Barbaridades Históricas

 
Señores profesionales de la docencia: una cosa que aprendí desde pequeño fue la de que existen profesores y maestros. Los primeros suelen ser unos funcionarios más, que fichan cuando les toca y poco más. Los segundos son una especie en vías de extinción. He tenido durante mi educación tanto a los primeros como a los segundos, pero he aprendido de verdad gracias solo a los maestros.

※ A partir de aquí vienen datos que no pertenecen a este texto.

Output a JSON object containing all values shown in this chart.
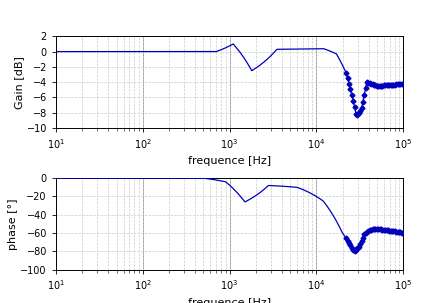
{
  "freq_min": 10,
  "freq_max": 100000,
  "gain_ylim": [
    -10,
    2
  ],
  "gain_yticks": [
    -10,
    -8,
    -6,
    -4,
    -2,
    0,
    2
  ],
  "phase_ylim": [
    -100,
    0
  ],
  "phase_yticks": [
    -100,
    -80,
    -60,
    -40,
    -20,
    0
  ],
  "gain_ylabel": "Gain [dB]",
  "phase_ylabel": "phase [°]",
  "xlabel": "frequence [Hz]",
  "line_color": "#0000bb",
  "marker_color": "#0000bb",
  "background_color": "#ffffff",
  "grid_minor_color": "#cccccc",
  "grid_major_color": "#999999",
  "vertical_lines": [
    100,
    1000,
    10000
  ],
  "xlabel_fontsize": 8,
  "ylabel_fontsize": 8,
  "tick_fontsize": 7
}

Estos últimos me han estimulado para aprender algo que queda tan lejos de  la Historia como la metafísica de Kant, las diferentes perpectivas en el dibujo técnico o la vida sexual de las amebas. Pero su cargo era una dedicación, un oficio, no una ocupación, ni tan solo un trabajo, era su vida. De alumnos admito que hay de todos los tipos, pero también debemos admitir que de personal docente lo hay del más variado pelaje. Reirse de una porción de los alumnos no soluciona nada en absoluto. No soy religioso, ni especialista en literatura. Pero viendo a profesores reirse de algunos alumnos me viene a la cabeza aquello de "quien esté libre de pecado, que tiere la primera piedra" y la más lapidaria cita del Cantar del Mío Cid: "Qué buen vasallo fuera, si tuviera buen señor".Personalmente encuentro más estimulante oír como un maestro mantiene en vilo a su alumnado que no oír a un profesor contar las tonterías de los alumnos. ¿No se  dan cuenta de que si esto ocurre, puede ser por la falta de estímulo del alumno y no por su capacidad? ¿Se soluciona algo dejando su gracieta colgada en esta página? A mi me caería la cara de vergüenza no ponerle remedio. Y rasgaría mis venas antes que reírme; pero tal vez sea mejor reír que no verter lágrimas por la ineptitud de algunos profesores, aquellos que fichan y les importa poco su tarea.